Maintenant à la maison de Descartes. Nous côtoyons d’innombrables canaux où glisse lentement la file ininterrompue des lourds chalands. En passant, nous saluons le dernier asile où s’abrita la vieillesse de Rembrandt. Et nous voici au quartier lointain dont l’isolement tenta jadis l’inquiétude du philosophe. On me dit que l’endroit n’a pas dû beaucoup changer. C’est une petite place fermée d’un côté par une vieille église de briques noircies par le temps, — la Westerkerck, que contempla Descartes, — et plantée d’arbres dont les feuilles jaunies jonchent le sol. De l’autre côté s’alignent des maisonnettes également en briques. L’une des plus étroites, — une porte basse, deux longues fenêtres à hautes impostes, le tout surmonté d’un pignon à escalier, — offre aux regards une plaque encore voilée, au-dessus de laquelle les deux drapeaux français et hollandais mêlent leurs plis. À la minute où se découvre l’inscription attestant que René Descartes a vécu là, les applaudissements éclatent dans la foule et montent vers nos trois couleurs… La cérémonie a été favorisée par le temps. Il fait une de ces douces journées d’automne où flotte à peine un peu de brume, très convenable à l’évocation des choses d’autrefois…

Désormais la modeste habitation est classée parmi ces demeures où habite le passé. Il y sera respecté. Je n’en veux pour gage que cette touchante adresse remise par le propriétaire actuel, M. W. G. Schijffelen, au représentant de la France et que je me fais un devoir de transcrire.

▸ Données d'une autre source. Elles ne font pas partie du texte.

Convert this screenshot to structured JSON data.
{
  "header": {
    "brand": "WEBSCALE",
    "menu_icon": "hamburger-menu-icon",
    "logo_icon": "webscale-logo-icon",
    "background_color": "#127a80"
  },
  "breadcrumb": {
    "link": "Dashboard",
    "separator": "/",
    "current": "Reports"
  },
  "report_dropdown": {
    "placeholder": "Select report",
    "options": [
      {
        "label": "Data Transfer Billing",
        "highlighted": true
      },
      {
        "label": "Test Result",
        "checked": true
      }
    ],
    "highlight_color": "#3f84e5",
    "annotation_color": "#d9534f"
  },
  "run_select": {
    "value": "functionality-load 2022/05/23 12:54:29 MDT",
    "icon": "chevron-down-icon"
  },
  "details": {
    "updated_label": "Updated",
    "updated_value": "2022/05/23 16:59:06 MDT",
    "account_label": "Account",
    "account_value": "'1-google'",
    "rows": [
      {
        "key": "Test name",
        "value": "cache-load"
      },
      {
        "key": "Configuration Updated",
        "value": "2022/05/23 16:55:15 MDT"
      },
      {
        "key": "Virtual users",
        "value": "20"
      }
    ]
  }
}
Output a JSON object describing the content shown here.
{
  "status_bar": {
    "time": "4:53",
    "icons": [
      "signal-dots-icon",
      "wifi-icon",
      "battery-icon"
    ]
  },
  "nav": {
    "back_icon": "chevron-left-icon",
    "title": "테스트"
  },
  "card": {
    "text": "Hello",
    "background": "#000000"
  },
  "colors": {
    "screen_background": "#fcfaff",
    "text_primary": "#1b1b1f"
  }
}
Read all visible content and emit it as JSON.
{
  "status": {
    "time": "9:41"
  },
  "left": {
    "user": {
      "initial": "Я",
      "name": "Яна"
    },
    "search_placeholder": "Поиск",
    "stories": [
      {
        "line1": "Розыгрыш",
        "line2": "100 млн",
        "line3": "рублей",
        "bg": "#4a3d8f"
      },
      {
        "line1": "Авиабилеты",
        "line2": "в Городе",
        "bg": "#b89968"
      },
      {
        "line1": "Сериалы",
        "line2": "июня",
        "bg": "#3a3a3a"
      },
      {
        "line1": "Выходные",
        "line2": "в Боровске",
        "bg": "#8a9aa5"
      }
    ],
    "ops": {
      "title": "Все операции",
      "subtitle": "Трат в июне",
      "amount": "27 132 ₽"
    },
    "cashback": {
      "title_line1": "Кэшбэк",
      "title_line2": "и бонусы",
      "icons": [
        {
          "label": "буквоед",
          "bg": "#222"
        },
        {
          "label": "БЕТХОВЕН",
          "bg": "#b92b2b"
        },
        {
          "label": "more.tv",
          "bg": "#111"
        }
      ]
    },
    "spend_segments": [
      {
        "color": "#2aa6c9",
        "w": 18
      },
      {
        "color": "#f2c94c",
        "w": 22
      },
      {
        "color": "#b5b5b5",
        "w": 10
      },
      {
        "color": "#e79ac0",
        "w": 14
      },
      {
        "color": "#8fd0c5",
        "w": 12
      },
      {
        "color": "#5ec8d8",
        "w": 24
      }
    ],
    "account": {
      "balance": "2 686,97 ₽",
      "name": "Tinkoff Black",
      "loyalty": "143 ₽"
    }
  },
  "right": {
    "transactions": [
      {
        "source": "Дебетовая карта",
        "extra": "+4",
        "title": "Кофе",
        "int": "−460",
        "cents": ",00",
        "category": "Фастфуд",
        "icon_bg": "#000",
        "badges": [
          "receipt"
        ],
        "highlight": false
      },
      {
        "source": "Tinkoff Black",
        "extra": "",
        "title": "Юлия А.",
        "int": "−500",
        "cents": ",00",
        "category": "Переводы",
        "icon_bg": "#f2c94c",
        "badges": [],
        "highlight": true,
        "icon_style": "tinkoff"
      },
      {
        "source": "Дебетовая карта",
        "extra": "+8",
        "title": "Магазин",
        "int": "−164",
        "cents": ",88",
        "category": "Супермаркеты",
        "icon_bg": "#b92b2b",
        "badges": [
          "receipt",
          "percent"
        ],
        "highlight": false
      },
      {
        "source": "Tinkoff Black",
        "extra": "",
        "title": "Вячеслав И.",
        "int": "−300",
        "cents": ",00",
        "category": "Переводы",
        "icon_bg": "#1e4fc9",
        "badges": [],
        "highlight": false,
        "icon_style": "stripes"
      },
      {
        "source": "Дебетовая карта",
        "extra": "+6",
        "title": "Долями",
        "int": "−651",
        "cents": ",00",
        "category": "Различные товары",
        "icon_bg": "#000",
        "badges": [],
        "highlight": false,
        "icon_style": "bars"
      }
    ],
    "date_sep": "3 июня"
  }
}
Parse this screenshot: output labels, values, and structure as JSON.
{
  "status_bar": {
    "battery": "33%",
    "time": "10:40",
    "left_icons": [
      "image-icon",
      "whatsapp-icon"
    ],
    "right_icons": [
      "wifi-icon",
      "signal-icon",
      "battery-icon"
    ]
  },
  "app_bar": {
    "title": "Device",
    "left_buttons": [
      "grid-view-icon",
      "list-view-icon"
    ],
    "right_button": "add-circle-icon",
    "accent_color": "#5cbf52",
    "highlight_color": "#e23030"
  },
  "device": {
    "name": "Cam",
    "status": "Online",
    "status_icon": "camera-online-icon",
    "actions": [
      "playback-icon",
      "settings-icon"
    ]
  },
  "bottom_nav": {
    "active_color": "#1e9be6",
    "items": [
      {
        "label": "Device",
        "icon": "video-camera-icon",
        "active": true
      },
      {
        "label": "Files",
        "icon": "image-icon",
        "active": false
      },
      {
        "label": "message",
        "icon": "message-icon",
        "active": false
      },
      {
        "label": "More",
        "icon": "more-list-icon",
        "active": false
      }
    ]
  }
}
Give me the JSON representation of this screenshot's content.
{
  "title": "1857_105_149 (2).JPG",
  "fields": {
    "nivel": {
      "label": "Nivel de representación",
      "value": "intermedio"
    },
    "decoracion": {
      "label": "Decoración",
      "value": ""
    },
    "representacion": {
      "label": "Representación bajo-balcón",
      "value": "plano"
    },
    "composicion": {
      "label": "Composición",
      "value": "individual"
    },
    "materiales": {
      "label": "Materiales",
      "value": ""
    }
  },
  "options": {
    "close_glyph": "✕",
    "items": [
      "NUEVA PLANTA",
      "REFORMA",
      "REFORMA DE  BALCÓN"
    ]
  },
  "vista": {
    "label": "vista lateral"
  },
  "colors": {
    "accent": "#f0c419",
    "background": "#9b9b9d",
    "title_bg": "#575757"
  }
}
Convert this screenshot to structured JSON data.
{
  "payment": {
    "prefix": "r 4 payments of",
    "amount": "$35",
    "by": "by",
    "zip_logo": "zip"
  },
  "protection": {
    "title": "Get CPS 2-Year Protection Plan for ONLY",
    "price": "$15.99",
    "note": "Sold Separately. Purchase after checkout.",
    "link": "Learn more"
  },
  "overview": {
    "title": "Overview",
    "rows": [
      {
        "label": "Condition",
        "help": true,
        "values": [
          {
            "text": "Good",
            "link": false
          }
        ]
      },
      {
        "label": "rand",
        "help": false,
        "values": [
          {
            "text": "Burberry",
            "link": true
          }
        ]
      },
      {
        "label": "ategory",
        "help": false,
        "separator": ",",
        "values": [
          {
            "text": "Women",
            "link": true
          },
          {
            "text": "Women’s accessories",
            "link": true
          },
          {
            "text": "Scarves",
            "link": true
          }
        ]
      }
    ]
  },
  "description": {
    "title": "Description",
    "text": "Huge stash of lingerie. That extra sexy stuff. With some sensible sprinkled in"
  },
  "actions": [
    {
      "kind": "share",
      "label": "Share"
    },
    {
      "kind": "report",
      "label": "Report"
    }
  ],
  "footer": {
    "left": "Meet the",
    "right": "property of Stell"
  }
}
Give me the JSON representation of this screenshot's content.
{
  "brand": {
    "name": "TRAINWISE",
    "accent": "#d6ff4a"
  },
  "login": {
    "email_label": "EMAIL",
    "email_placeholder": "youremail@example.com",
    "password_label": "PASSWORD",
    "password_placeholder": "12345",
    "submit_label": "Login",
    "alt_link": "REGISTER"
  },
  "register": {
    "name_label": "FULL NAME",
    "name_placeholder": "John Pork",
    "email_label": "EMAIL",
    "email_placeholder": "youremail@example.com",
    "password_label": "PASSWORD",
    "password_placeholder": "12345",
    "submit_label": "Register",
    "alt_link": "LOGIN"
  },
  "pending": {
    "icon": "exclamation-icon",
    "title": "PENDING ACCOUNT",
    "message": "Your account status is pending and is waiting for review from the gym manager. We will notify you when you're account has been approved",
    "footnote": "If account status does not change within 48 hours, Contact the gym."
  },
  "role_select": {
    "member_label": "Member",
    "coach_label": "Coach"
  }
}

Monsieur le Ministre, permettez-moi de vous exprimer mon émoi et mon plaisir à vous recevoir dans la maison où résida jadis le grand Descartes. La pierre commémorative que vous inaugurez aujourd’hui sur ces murs me rend bien heureux, car elle rappellera à ceux qui oublient qu’un grand penseur a passé par ici. Aussi, je vous promets que cette pierre sera pour moi un objet de respect. Je l’entretiendrai convenablement, afin qu’elle reste longtemps un souvenir pour les générations futures.